このような背景から、USBメモリーの利用をどのように管理するかは、企業の情報セキュリティ対策において重要な課題となっています。
USBメモリーデータ保存を禁止する企業が増えている理由
USBメモリーは業務で便利に利用できるツールですが、情報漏洩のリスクも伴うため、多くの企業がUSBメモリーへのデータ保存を制限、あるいは禁止したいと考えるようになっています。その背景には、大きく分けて次の3つの理由があります。
情報の持ち出しが非常に簡単
USBメモリーへのデータ保存は、特別な操作を必要としません。USBメモリーをパソコンに接続すると外部ストレージとして認識され、通常のフォルダと同じように扱うことができます。ユーザーはファイルをドラッグ&ドロップするだけで、USBメモリーへデータをコピーすることができます。
大容量のデータも扱える
扱えるデータ容量という点では外付けHDDやSSDには及びませんが、USBメモリー自体も大容量化が進んでおり、近年では大量のデータをまとめて保存することが可能になっています。
発覚しにくい
USBメモリーによる情報持ち出しは発覚しにくいという問題もあります。メール送信やクラウドアップロードとは異なり、USBメモリーへのコピーは社内ネットワークを経由しない場合も多く、監視が難しいケースがあります。また、個人所有のUSBメモリーが業務で利用されるケースもあり、企業が管理していないデバイスを通じて情報が持ち出される可能性もあります。
このように、USBメモリーは非常に手軽に利用できるため、適切な管理を行わなければ企業の重要なデータが外部へ持ち出されるリスクが高まります。
USBメモリーへの書き込みを禁止する方法
USBメモリーによる情報持ち出しを防ぐためには、次のような方法でUSBメモリーへのデータ保存を制御する必要があります。
USBポートを無効化する方法
USBポート自体を使用できないように設定することで、USBメモリーの接続を防ぐことができます。
Windowsの設定でUSBメモリーを制御する方法
グループポリシーなどを利用することで、USBメモリーの利用を制御することも可能です。

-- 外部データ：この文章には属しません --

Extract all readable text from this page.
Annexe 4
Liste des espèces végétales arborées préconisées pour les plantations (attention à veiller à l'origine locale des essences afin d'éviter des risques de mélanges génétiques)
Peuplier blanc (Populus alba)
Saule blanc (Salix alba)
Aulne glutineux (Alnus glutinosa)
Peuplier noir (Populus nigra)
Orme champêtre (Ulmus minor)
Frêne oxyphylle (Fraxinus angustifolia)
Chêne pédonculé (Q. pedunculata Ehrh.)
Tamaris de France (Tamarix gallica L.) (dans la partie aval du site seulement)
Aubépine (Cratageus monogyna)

ただし、USBポートを完全に無効化すると、USBマウスやUSBキーボードなどの周辺機器に影響が出てしまいます。また部署によっては、USBメモリーの利用が業務上必要な場合もあります。
そのため、単純なUSBメモリーの利用禁止ではなく、業務に支障を与えない形でUSBメモリーの利用を管理する方法が求められています。
Windows標準機能だけではUSBメモリーの制御が難しい理由
WindowsにはUSBメモリーの利用を制御するための機能がありますが、企業の情報セキュリティ対策としては十分とは言えません。
例えば、「特定のUSBメモリーだけ許可する」「読み取りは許可して書き込みは禁止する」といった柔軟な制御は難しいことが多く、誰がいつUSBメモリーを利用したのかといったログ管理も、標準機能だけでは実現することが困難です。
このような理由から、企業ではUSBメモリーの利用をより柔軟に管理できる仕組みが重要になります。
デバイス制御によるUSBメモリー対策
USBメモリーなどの外部媒体による情報持ち出しを防ぐため、多くの企業で導入されているのが「デバイス制御」という仕組みです。
デバイス制御とは、パソコンに接続される外部機器の利用を管理する技術のことを指します。USBメモリーなどのストレージ機器だけでなく、CD/DVDドライブやスマートフォンなど、さまざまな接続デバイスを制御することが可能です。
例えば、デバイス制御を導入すると次のような管理を行うことができます。
- USBメモリーの接続を禁止する
- 特定のUSBメモリーのみ利用を許可する
- USBメモリーへの書き込みを禁止する
- 外部媒体へのファイルコピーを制御する
このような仕組みを導入することで、業務に必要なUSBデバイスの利用を維持しながら、情報漏洩のリスクを抑えることができます。
特に、USBメモリーによるデータ受け渡しが必要な部署がある場合、「すべて禁止」ではなく、業務に応じて適切に管理する仕組みが求められます。
こうした課題に対応する方法として、USBメモリーなど外部媒体へのファイルコピーを制御できる専用ソフトを導入する企業も増えています。
例えば、情報漏洩対策ソフト「コプリガード」を利用すると、USBメモリーなどの外部媒体へのデータコピーを制御することができます。これによりUSBデバイスの接続そのものを禁止するのではなく、機密情報の持ち出しにつながる操作だけを制御するといった運用が可能になります。
USBメモリーからの情報漏洩対策には、
「コプリガード」
▼ USBメモリー以外の外部媒体も制御
▼ サーバー不要で、すぐに導入できる
▼ しかもユーザーの利便性を妨げません

まとめ
USBメモリーは便利な記録媒体ですが、企業の機密情報が社外へ持ち出される原因にもなり得ます。そのため企業では、USBメモリーへのデータ保存を制御する仕組みを導入することが重要です。
単にUSBメモリーの利用を禁止するだけではなく、業務に必要な利用を認めながら適切に管理する仕組みを整える必要があります。USBポートの利用制限やデバイス制御などの技術的な対策を取り入れることで、外部媒体による情報持ち出しのリスクを低減することができます。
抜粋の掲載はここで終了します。